Eigentlich schade,

aus Benno, dem politischen Magazin von Männern wird nichts - “bitte schalten Sie Ihre Lautsprecher ein”:

… aber andererseits sehr lustig, die Anzeigen- und Webkampagne von Alice Schwarzer und Emma für “30 Jahre Emma” (die Ladezeit ist vielleicht etwas überproportioniert). Nur zustimmen kann ich ihr nicht: Mann könnte “Benno” gut gebrauchen oder “Bernd”, nicht nur “Emma” oder “Brigitte”.

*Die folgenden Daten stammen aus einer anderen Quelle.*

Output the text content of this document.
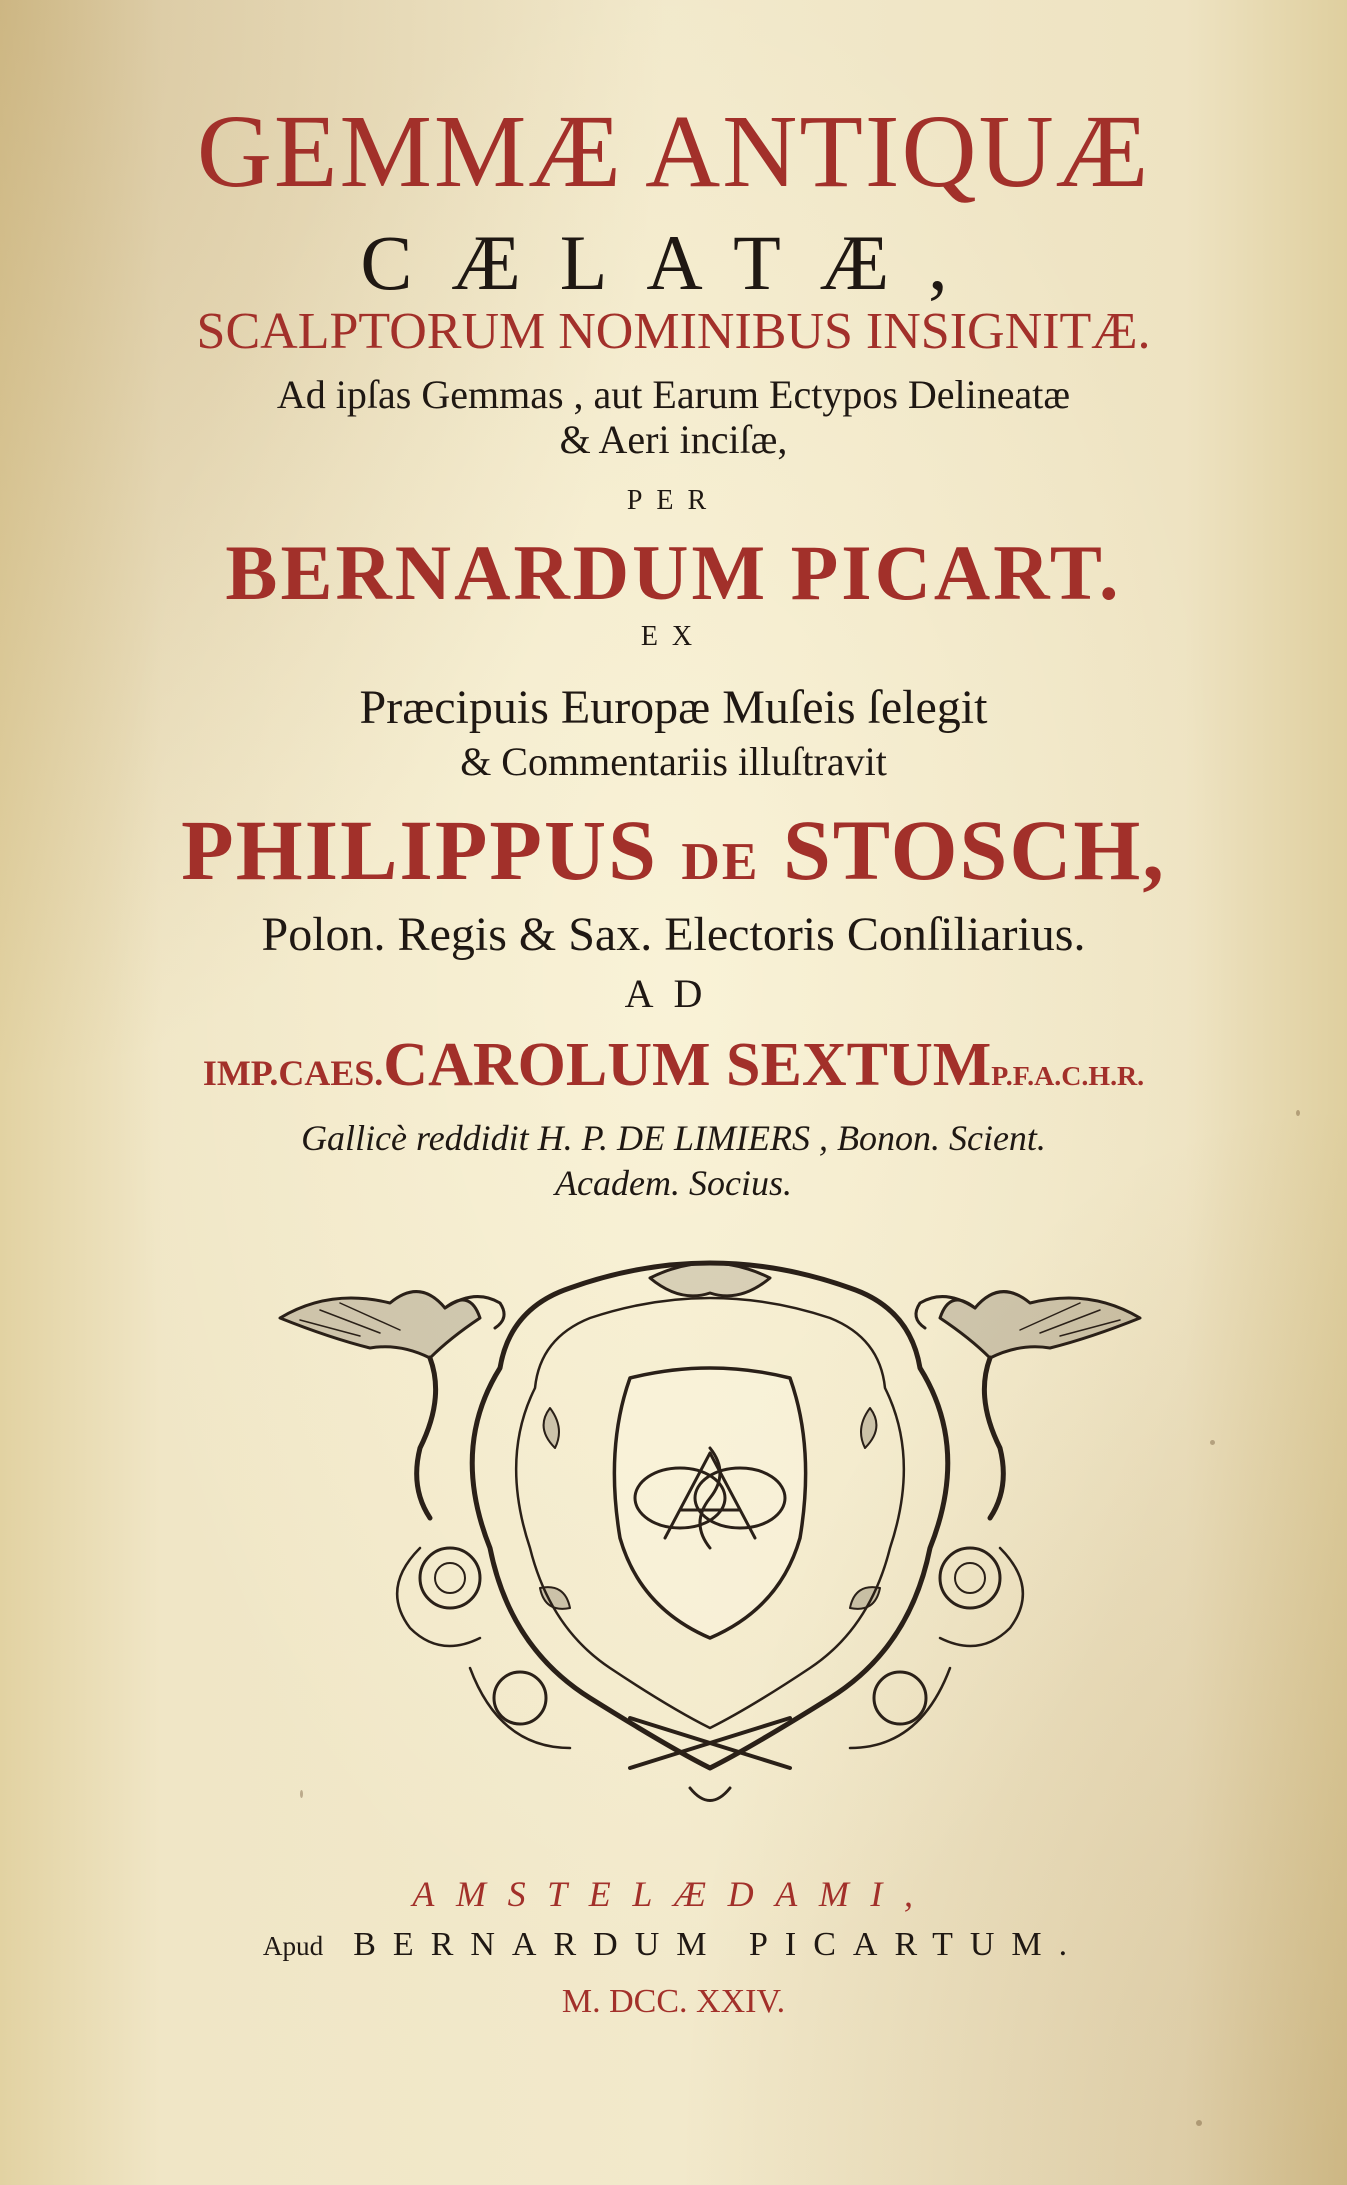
GEMMÆ ANTIQUÆ
CÆLATÆ,
SCALPTORUM NOMINIBUS INSIGNITÆ.
Ad ipſas Gemmas , aut Earum Ectypos Delineatæ
& Aeri inciſæ,
PER
BERNARDUM PICART.
EX
Præcipuis Europæ Muſeis ſelegit
& Commentariis illuſtravit
PHILIPPUS DE STOSCH,
Polon. Regis & Sax. Electoris Conſiliarius.
AD
IMP.CAES.CAROLUM SEXTUMP.F.A.C.H.R.
Gallicè reddidit H. P. DE LIMIERS , Bonon. Scient.
Academ. Socius.
AMSTELÆDAMI,
Apud BERNARDUM PICARTUM.
M. DCC. XXIV.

UPDATE: und zur Vollständigkeit: Emma hat sich die Kampagne einiges kosten lassen mit Anzeigen und passenden Motiven im Spiegel, 18.12., und in der Brigitte, 19.12., - weitere habe ich noch nicht gefunden -und berichten auch in Emma selber:

Über Technorati findet man dann auch Blogs, die schnell waren, aber vielleicht nicht gründlich. Ansonsten gibt es eher weniger Feedback als ich erwarten würde, denn unterm Strich ist es lustig, humorvoll, hintergründig und erfrischend!

UPDATE 2: Herrlich, übrigens auch die auf der Anzeige angegebene Infonummer: 0711 - 72 522 72 mit einer Ansage von Alice Schwarzer:

“30 Jahre Emma statt 0 Jahre Benno.”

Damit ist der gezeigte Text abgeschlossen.